Dann nehme ich meine Stimme auf, welche die drei bestehenden ergänzen soll. Nicht immer ganz einfach, denn manchmal kann man Silben eines Textes verschieden rhythmisieren. Beispiel: Eine Zeile des Tanzliedes heisst „ la main gauche glisse dessus“. Diesen Text könnte man zur bestehenden Melodie auf mindestens drei verschiedene Arten phrasieren:
„la main gausche gliss dessü“
„la main gosch glisse dessü“
„la main gosch (Achtelpause) gliss dessü“
Es gilt also jedes Mal die genau gleiche Rhytmisierung zu finden, eine „Nifeliarbeit“, die bei einem ganzen Lied Stunden dauern kann. Wir haben wenig Zeit, nach drei Stunden haben wir eine sosolala-Version im Kasten, bzw. im Computer. Ich bin beim Abhören der ersten Abmischung zurück in meinem Zimmer nicht ganz glücklich, warte aber mal ab, wie die Schlussmischung tönen wird.
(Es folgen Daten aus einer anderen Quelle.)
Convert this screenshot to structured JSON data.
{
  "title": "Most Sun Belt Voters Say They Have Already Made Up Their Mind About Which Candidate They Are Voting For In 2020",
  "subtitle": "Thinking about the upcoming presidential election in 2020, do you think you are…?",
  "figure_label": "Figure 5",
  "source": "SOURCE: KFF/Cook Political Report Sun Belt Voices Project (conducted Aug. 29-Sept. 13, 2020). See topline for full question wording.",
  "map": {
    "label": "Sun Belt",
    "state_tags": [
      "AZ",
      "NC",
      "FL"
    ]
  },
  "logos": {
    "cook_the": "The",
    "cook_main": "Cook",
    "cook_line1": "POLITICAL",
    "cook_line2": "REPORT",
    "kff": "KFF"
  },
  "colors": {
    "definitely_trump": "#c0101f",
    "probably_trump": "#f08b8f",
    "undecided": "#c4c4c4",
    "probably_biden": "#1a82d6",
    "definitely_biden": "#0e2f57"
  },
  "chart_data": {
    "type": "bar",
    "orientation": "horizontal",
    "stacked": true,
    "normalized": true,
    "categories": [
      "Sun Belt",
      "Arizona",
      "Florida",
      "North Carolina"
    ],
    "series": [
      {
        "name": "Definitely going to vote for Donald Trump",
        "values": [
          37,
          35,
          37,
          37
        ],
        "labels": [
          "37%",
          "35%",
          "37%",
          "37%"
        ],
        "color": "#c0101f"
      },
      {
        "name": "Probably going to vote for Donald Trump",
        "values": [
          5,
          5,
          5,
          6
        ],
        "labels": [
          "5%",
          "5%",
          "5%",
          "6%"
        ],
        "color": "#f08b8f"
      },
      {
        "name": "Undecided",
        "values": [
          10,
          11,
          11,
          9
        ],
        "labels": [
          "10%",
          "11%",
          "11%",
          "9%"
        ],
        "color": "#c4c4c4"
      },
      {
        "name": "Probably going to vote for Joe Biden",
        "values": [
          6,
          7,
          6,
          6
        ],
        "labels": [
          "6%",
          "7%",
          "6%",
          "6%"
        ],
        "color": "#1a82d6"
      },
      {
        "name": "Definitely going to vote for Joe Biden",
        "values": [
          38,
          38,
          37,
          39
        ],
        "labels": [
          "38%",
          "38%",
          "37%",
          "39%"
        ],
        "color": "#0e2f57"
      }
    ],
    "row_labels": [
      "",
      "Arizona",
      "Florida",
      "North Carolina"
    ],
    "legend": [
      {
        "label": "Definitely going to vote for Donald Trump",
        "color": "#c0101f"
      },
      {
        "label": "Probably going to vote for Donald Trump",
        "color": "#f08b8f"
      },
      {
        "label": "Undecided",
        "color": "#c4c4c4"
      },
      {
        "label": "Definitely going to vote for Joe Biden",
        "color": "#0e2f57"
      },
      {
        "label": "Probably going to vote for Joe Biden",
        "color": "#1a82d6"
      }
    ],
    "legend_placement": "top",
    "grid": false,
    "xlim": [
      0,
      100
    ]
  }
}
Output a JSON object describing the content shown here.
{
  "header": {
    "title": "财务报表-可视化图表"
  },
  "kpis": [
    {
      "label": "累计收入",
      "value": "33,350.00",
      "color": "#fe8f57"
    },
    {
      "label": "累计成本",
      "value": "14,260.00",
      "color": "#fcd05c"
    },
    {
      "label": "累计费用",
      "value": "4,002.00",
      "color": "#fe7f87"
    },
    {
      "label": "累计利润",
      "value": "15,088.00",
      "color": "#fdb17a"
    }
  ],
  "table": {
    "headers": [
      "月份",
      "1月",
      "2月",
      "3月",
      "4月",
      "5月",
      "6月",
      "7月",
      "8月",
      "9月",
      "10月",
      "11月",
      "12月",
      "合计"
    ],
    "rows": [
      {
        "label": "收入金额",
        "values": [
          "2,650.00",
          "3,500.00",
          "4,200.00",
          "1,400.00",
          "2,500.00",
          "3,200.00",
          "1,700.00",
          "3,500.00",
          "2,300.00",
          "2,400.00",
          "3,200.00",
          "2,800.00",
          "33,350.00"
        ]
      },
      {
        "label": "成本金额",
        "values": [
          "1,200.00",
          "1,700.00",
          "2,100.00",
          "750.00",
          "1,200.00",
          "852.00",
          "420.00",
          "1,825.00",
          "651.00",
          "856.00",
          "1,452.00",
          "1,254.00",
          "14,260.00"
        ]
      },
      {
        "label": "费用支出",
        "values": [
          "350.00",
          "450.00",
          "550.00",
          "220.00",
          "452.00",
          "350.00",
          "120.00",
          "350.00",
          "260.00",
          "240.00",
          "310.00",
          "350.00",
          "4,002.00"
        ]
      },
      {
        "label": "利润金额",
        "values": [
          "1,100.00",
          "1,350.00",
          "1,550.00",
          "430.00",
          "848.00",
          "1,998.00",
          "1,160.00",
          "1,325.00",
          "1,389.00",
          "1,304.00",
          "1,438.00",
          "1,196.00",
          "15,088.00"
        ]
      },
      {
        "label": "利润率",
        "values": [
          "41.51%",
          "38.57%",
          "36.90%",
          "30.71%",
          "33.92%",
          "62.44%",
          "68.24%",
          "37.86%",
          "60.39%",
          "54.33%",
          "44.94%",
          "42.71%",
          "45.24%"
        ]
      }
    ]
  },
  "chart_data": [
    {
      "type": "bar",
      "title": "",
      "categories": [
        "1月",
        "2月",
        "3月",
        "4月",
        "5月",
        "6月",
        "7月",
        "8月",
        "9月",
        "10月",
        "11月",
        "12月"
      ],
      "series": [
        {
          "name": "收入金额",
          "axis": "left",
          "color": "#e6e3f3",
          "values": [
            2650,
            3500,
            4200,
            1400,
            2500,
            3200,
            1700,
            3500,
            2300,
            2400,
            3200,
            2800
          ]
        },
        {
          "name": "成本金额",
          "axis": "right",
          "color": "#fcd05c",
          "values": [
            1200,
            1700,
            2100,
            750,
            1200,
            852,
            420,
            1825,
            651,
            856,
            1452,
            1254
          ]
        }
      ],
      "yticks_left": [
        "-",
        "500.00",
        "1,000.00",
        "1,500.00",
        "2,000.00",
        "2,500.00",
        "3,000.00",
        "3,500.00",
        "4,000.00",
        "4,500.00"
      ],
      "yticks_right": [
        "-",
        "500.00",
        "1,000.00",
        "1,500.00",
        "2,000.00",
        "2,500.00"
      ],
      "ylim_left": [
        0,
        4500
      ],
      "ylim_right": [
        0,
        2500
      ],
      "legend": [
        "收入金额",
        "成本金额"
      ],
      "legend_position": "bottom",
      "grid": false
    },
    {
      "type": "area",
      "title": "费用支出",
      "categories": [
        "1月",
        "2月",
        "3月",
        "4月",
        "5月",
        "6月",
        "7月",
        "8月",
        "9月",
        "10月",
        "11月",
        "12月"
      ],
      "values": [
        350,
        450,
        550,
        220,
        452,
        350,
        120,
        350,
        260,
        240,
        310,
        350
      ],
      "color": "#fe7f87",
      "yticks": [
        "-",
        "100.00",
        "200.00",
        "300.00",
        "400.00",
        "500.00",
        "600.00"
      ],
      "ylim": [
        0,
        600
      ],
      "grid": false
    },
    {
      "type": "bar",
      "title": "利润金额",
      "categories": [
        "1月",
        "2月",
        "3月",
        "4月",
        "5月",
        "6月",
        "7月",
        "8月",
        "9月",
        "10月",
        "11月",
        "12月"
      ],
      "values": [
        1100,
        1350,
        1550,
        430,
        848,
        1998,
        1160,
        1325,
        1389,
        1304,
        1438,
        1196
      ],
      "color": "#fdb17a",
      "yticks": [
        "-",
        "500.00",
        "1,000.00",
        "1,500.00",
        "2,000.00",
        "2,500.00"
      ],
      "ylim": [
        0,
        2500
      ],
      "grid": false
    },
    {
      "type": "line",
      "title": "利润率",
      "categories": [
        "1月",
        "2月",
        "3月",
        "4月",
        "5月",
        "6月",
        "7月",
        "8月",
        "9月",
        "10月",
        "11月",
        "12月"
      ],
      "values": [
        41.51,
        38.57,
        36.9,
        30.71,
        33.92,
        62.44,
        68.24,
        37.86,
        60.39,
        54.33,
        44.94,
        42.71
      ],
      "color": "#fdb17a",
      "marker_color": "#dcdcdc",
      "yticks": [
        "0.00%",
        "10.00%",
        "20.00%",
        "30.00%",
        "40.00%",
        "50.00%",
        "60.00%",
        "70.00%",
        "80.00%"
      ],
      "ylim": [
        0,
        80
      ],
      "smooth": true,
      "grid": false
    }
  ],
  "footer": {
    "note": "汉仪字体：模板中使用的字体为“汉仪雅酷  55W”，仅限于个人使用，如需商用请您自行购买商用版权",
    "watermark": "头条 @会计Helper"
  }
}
Und ich nehme die Rohdaten auf einem USB Stick mit nach Hause. Vielleicht gebe ich Rolf Stauffacher, dem genialen Tonmeister aus Frauenfeld (www.producer.ch) den Auftrag, das Ganze nachzumischen. Er hat drei unserer Galgevögel-Alben produziert und arbeitet mit vielen Grössen des Schweizer Musikmarktes zusammen (Patent Ochsner, Trauffer, Gölä).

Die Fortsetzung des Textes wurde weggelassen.